According to the method of claim 59, wherein the method adopts a feedback configuration, wherein one of the specific loudness of the unmodified audio signal is evaluated The estimate, and an approximation of the target specific loudness, is derived from the modified audio signal, the estimate of the loudness being calculated using an inverse function of the function of the audio signal or the measurement of the audio signal.

The method of claim 59, wherein the method employs a hybrid pre-request/return configuration, wherein the specific loudness is derived from the audio signal, and the evaluation value of the specific loudness of the unmodified audio signal Derived from the modified audio signal, the derivation of the evaluation value is calculated using the inverse of the function of the audio signal or the measurement of the audio signal.
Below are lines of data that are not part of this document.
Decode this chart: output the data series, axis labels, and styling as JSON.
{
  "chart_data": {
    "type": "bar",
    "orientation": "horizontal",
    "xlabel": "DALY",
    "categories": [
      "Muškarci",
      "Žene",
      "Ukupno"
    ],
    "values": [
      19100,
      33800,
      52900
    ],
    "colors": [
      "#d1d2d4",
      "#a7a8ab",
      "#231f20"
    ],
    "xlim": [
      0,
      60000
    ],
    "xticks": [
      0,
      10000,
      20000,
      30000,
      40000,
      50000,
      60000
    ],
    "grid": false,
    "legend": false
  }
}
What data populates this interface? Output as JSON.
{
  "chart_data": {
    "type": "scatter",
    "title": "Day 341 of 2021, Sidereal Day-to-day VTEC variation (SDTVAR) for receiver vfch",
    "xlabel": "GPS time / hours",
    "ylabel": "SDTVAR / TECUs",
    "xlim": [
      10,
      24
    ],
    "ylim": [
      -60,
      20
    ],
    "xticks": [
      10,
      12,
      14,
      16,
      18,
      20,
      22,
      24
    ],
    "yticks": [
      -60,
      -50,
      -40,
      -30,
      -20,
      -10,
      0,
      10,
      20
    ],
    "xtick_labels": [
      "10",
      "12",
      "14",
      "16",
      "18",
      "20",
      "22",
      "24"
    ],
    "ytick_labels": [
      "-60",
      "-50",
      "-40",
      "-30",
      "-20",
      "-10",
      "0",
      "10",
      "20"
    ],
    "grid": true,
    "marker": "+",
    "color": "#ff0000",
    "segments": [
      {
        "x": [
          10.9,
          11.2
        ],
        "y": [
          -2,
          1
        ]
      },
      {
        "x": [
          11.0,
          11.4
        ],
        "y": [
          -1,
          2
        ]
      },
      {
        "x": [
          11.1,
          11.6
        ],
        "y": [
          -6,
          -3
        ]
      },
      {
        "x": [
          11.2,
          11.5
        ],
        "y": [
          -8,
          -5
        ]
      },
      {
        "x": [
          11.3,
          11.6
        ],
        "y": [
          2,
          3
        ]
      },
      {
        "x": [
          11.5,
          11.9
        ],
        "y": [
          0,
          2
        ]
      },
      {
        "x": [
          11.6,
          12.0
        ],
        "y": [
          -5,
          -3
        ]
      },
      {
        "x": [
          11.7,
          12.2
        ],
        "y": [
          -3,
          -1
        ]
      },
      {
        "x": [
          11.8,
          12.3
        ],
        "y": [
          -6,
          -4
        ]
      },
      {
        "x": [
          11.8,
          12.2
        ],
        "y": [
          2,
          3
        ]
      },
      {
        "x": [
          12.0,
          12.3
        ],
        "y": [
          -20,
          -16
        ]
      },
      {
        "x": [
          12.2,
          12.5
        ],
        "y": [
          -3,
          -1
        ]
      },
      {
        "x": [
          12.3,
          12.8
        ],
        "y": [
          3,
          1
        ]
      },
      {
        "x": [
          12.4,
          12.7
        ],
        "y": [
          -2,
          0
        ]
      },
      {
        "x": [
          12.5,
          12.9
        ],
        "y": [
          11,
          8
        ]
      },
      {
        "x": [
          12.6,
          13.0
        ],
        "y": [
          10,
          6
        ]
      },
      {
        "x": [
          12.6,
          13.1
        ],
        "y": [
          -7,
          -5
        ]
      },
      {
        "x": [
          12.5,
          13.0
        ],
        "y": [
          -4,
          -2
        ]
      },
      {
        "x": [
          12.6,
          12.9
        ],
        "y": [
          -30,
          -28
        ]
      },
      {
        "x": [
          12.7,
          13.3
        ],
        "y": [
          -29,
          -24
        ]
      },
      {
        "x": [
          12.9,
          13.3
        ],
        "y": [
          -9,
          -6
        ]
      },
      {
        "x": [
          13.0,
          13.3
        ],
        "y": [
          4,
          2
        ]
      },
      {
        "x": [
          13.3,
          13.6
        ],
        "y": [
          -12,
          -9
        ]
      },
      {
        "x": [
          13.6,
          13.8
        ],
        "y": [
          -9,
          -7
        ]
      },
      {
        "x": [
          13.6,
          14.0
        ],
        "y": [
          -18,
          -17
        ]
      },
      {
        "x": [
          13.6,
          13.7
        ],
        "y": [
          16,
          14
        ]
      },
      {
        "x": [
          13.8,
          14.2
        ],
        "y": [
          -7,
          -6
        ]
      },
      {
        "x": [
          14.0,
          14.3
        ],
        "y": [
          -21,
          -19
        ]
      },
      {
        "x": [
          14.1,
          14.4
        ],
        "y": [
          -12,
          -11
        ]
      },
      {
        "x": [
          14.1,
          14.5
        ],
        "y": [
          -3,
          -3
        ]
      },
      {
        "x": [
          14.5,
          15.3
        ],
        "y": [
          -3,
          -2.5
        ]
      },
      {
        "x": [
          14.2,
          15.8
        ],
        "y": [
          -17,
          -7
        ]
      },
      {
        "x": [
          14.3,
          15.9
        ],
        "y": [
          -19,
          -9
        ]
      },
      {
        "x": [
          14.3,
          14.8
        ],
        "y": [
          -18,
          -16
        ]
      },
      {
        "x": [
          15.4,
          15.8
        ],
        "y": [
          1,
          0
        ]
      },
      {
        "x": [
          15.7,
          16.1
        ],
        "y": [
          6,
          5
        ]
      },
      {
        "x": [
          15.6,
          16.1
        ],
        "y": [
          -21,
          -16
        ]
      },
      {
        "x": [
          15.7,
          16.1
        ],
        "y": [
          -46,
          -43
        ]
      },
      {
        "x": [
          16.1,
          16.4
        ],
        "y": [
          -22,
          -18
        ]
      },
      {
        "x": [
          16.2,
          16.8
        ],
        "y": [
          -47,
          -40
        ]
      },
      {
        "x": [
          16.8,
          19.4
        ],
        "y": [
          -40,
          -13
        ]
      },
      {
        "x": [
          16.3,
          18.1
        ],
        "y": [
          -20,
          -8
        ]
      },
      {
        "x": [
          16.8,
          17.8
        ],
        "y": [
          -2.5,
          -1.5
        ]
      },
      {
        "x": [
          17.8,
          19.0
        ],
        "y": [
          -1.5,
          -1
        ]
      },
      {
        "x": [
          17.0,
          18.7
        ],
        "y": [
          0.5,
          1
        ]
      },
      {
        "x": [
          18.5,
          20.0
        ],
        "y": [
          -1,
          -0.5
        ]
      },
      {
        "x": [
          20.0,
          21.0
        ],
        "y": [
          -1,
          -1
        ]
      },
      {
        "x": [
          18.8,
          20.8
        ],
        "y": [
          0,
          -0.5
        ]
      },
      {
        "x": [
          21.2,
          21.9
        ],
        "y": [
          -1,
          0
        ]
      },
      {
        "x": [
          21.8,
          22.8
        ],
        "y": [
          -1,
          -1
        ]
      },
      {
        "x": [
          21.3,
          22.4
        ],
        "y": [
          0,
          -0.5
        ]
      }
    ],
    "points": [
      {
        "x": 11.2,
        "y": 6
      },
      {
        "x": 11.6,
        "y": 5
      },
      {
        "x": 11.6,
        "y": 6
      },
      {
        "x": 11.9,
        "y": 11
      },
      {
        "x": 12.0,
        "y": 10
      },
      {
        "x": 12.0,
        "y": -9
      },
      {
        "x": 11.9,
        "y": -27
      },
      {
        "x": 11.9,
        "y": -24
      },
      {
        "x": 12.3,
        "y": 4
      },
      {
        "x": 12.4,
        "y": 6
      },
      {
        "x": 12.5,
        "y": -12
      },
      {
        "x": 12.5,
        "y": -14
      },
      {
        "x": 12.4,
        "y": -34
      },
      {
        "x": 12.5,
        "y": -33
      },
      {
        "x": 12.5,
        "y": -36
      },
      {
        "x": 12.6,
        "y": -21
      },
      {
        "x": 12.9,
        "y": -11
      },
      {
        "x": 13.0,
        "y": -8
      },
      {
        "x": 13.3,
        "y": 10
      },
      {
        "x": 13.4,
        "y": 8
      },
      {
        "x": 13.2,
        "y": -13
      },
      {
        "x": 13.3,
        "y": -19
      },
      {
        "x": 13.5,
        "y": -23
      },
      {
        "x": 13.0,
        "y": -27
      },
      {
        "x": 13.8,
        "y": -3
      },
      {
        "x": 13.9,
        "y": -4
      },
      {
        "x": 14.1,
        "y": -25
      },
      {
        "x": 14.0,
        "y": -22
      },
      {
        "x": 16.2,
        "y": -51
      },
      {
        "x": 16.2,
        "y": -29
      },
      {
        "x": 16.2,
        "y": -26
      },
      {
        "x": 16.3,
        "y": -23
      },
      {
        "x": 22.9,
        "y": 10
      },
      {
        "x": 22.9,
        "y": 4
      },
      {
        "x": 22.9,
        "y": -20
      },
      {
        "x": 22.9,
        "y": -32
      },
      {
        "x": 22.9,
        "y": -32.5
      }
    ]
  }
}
The method of any one of claims 1 to 61, wherein the step a) further comprises transmitting or storing the audio signal and the calculated target specific loudness or its expression, and step b) further comprises The frequency and time variation is received prior to modifying the parameter to receive the transmitted or regenerated stored audio signal and the target specific loudness or its expression, and the execution of step a) is temporally and/or spatially separated from steps b) and c).

A device for performing all the steps of the method, the method of any one of claims 1 to 61, the device comprising: computing means for calculating a target specific loudness as the audio signal a function; a derivation device whose derivation can be used to modify the audio signal to reduce frequency and time variation modification parameters between the particular loudness characteristic and the target specific loudness, and An application device that applies the modified parameters to the audio signal to reduce the difference between its specific loudness characteristics and the target specific loudness.

A computer program stored on a computer readable medium, adapted to cause a computer to perform all of the steps of the method of any one of claims 1 to 61.